Capítulo 1 Primeira Parte

Capítulo 1 – O PC do B: da ruptura ao Araguaia


A ruptura

Em 1949, quando o grupo de alpinismo de Elza Monnerat escalou o morro Dois Irmãos para pichar o nome de Stalin no paredão, com letras de vários metros de altura, eles pintaram à cal a sigla do partido responsável - PCB. Essa era a sigla do Partido Comunista do Brasil, desde a sua fundação em 1922. Durante pelo menos quarenta anos, o Partidão, como era conhecido, foi a maior força de esquerda do Brasil. Pode-se dizer que sua liderança nunca esteve seriamente ameaçada – as organizações trotskistas, anarquistas e socialistas que surgiram nesse período duraram pouco tempo e nunca conseguiram criar bases sólidas entre os movimentos de massa.

Em 1962, Elza Monnerat não conseguia mais reconhecer o partido em que ela ingressara, em 18 de abril de 1945: o estatuto fora mudado para facilitar a sua legalização e se adequar às exigências eleitorais e o próprio nome havia sido modificado para Partido Comunista Brasileiro. Vendo o seu partido tão desfigurado, ela não teve dúvidas em se juntar a um pequeno grupo de militantes e de dirigentes inconformados.

Eles refundaram o partido, mantendo a denominação original e, para se diferenciar do Partidão, lançaram uma nova sigla: o PC do B. A pichação que Elza fizera anos antes ainda era visível para milhares de cariocas, embora a cal, sob a ação do tempo, houvesse desbotado um pouco.

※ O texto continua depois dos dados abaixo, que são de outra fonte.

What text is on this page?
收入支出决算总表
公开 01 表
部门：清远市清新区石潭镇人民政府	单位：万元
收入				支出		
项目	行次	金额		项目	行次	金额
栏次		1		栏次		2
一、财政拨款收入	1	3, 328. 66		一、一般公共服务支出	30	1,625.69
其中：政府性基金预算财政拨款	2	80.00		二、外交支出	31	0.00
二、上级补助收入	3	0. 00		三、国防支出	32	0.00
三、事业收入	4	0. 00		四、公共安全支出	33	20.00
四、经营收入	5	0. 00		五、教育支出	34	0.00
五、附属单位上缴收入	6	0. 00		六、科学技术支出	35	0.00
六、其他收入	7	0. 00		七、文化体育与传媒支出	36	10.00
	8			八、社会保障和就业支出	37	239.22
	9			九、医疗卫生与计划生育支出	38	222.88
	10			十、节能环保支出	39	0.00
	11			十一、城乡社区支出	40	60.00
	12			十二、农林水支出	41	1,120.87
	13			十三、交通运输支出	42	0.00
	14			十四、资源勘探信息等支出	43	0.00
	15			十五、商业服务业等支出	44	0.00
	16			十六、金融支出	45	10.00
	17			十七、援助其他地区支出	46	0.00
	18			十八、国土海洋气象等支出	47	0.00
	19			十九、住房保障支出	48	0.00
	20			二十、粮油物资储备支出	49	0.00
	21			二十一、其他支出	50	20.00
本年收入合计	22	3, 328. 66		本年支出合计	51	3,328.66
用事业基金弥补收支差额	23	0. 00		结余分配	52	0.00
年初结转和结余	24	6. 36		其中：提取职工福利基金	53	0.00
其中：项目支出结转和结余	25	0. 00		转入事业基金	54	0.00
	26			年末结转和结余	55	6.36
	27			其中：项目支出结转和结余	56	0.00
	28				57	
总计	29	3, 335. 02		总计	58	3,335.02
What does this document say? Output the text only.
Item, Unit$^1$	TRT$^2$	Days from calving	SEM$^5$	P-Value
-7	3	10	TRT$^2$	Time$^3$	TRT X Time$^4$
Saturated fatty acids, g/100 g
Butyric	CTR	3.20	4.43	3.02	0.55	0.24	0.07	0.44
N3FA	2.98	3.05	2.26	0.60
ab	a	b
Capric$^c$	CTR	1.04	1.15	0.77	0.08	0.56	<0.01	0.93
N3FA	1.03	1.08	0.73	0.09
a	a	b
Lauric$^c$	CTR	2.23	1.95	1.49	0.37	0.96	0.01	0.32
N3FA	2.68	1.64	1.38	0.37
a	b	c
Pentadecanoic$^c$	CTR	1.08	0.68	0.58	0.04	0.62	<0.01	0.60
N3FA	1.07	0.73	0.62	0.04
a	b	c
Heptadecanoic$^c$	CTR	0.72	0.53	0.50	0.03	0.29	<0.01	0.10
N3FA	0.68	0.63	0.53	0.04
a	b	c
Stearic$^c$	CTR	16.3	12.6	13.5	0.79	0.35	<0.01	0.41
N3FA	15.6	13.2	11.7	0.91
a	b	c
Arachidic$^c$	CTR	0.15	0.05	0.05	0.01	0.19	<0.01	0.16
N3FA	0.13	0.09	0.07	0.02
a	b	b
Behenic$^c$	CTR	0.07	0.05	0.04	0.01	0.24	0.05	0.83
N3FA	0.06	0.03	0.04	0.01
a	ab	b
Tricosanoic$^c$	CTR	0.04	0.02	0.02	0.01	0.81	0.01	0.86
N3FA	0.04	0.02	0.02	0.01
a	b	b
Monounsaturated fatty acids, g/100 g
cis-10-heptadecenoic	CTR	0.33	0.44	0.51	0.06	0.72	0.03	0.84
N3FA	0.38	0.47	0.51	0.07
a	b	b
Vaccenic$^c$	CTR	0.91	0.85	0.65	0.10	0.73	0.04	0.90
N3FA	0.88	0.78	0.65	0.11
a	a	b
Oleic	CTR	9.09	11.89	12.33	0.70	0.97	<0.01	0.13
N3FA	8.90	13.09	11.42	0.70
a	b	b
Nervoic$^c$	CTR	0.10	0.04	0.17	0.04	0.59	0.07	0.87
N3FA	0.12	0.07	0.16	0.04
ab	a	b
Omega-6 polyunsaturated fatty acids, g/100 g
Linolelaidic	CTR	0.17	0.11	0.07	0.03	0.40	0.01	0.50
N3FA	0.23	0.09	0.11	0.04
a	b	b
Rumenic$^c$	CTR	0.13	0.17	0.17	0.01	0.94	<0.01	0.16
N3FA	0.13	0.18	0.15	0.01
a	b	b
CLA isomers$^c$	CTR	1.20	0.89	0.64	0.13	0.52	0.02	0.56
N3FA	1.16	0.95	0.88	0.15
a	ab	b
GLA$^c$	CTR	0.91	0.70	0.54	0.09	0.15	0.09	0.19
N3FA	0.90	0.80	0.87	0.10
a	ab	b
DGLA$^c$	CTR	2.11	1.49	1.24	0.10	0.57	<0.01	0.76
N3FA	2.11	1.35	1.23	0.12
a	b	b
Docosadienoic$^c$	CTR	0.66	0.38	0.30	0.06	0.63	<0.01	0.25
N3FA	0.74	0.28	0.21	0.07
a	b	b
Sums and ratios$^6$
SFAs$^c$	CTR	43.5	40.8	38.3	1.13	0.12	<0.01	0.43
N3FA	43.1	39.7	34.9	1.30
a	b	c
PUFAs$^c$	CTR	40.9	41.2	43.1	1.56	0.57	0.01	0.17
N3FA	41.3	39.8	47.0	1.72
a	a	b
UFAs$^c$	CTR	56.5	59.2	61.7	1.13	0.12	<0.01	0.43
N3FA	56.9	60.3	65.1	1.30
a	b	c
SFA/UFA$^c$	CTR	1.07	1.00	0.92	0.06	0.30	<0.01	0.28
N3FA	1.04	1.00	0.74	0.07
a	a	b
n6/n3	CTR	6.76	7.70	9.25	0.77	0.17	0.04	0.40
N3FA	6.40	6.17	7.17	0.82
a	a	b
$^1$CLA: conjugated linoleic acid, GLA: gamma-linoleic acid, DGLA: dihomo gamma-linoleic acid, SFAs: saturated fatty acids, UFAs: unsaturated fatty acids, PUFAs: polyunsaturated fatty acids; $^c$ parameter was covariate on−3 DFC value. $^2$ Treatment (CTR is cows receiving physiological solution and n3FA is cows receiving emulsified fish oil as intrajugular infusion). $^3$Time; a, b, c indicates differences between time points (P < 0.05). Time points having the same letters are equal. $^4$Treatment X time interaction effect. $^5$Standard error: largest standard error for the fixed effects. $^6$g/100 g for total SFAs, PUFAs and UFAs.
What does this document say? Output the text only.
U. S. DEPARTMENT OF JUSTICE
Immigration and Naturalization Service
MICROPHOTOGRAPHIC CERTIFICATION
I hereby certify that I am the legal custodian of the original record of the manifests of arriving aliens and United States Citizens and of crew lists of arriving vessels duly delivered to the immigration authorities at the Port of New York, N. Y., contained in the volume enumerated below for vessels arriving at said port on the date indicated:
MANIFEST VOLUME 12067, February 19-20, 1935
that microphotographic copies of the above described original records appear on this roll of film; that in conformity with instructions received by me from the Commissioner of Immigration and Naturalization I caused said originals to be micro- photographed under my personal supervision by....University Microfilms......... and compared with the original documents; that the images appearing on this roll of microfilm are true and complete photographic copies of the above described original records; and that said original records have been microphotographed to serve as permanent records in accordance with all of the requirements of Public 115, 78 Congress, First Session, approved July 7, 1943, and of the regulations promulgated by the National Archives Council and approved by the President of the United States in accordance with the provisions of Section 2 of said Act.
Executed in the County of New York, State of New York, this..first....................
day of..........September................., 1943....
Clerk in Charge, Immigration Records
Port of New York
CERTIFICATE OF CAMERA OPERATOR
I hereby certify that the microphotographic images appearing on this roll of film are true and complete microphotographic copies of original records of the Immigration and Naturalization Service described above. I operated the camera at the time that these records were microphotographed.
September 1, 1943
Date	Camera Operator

Ao fazer sua opção, Elza sabia muito bem que o “do” acrescentado envolvia muito mais do que uma simples discordância tática. Se tivesse que apontar o momento em que divergências começaram a se cristalizar, ela escolheria uma data: janeiro de 1956. Foi nesse mês que Khruschev leu o seu famoso relatório secreto para uma platéia perplexa, durante o XX Congresso do PCUS (Partido Comunista da União Soviética).

Khruschev era o sucessor de Stalin e as acusações que fez contra o seu antecessor eram gravíssimas. Ele afirmou, por exemplo, que 70% dos membros e suplentes do Comitê Central eleitos no XVII Congresso foram presos e fuzilados injustamente. Dos 1.966 delegados desse mesmo congresso, que, ironicamente, é conhecido como o Congresso dos vitoriosos, 1.108 foram presos sob a acusação de crimes anti-revolucionários.

As denúncias caíram como uma ogiva nuclear sobre os comunistas brasileiros. Assim que o Comitê Central se reuniu para tratar do Relatório Khruschev “... houve de tudo: Arruda Câmara, Carlos Marighela e outros chegaram a chorar convulsivamente durante dias... Prestes chegou a afirmar que, ao saber da veracidade das notícias, pensara em se suicidar, por ter fracassado como comandante.” Muitos militantes evitavam olhar para o morro Dois Irmãos, onde o nome de Stalin resistia ao tempo.

Segundo Khruschev, aquelas práticas encontraram um terreno propício devido ao “culto da personalidade” e ao abandono da direção colegiada. Na prática, as decisões mais importantes do partido soviético eram tomadas por Stalin, seu secretário-geral, o guia genial e infalível, que só compartilhava suas opiniões com um pequeno círculo de dirigentes.

No Brasil, há muito, o PCB vinha adotando métodos similares de direção. Moisés Vinhas cita de memória uma afirmação de Diógenes de Arruda Câmara, dizendo que “não mudaria uma vírgula do projeto de programa do IV Congresso do PCB, pois ele havia sido visto por Stálin”.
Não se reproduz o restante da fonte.